There you have it—is this the same old AMA opposing anything that even remotely looks, smells, or quacks like an entrĂ©e to national health insurance? Is it 1948 all over again? Health care journalists should make it their business to find out.
There is no fire hot enough to which to hold the feet of the most powerful interests in the game to make them back off. None. Obama doesn't have the stones (or the mandate), the Dims are as ever gutless AND completely sold-out and compromised (save Bernie Sanders, the 'socialist' without a constituency), and the Pukes are supremely happy with the chaotic status quo, which they anticipate will enable them to replace Obama next cycle, and leave themselves a clean plate upon which to carve up what's left of the Democracy.

We are SOOOOOOOOOOOOOOOOO Fucked, friends.
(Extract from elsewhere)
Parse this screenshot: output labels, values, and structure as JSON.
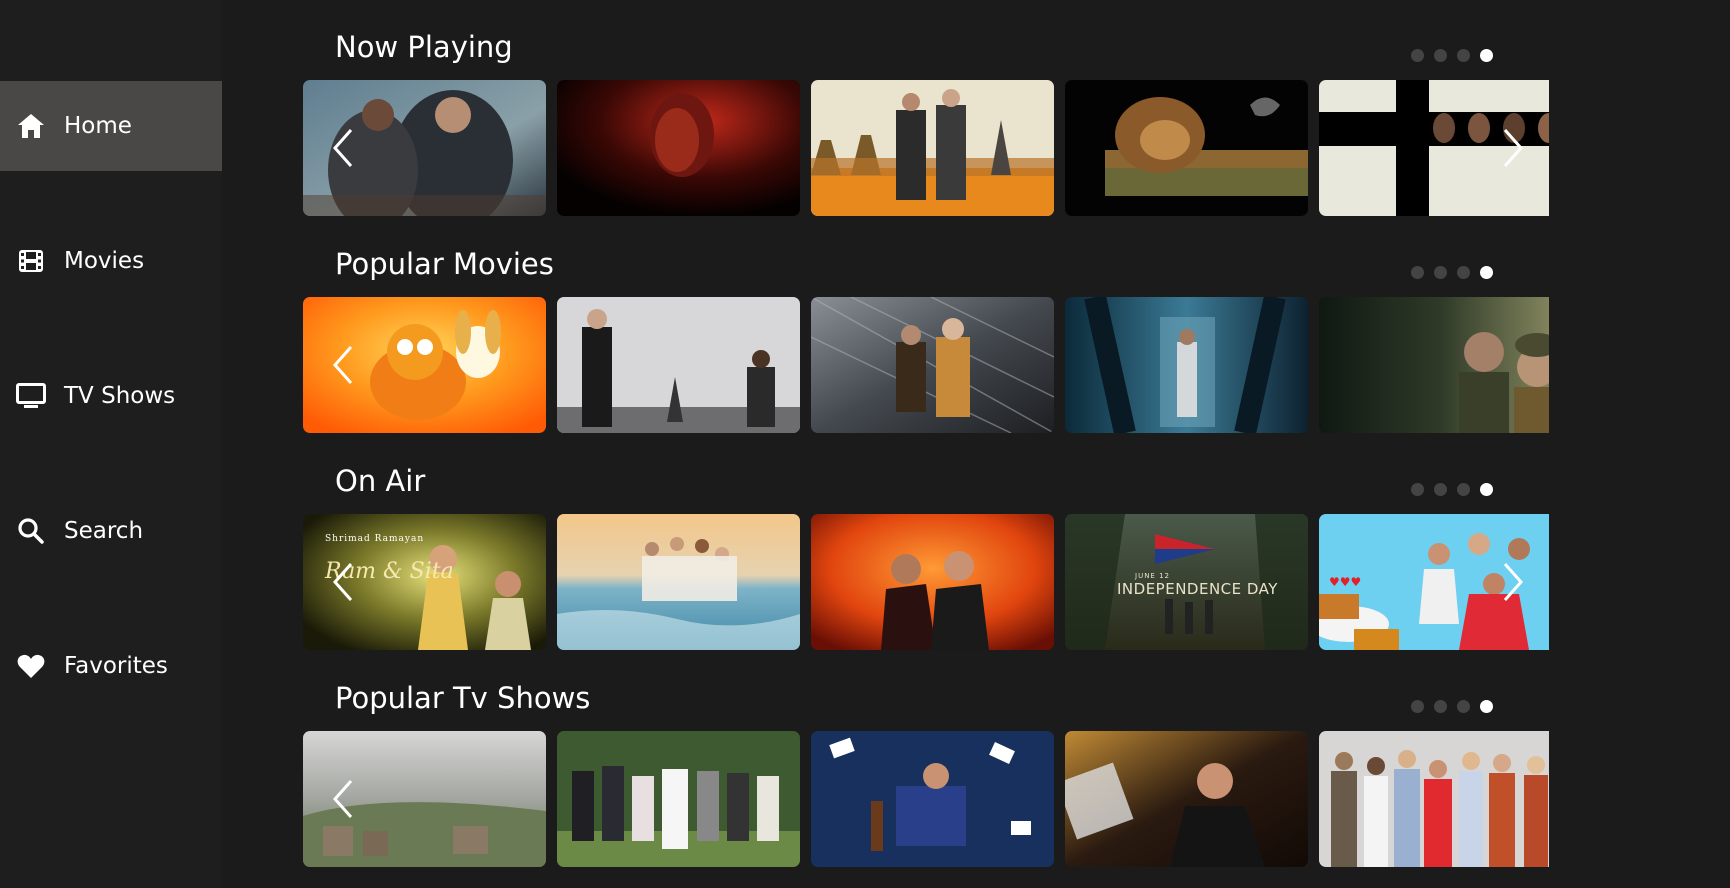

UPDATE (10:45 AM, MDT): I just was over at Bill Sher's Progressive Breakfast blog where he has more news on a much wider scale than I have addressed above, and is well worth your continued attention. I particularly enjoyed this item:
OurFuture.org FLASHBACK: "Capping jury awards would have almost no impact on health costs, according to the Congressional Budget Office. But it would help conservatives protect insurance company profits, instead of patients victimized by fraud or negligence." (Emphasis supplied. W)
That, my friends, is nuanced analysis.

1 comment:

Alexandra said...

I believe that I read that the AMA has less than 20%, maybe as little as 15% membership of physicians? They may have lots of powerful friends but it seems they are not as powerful as they used to be? I hope this is a positive development.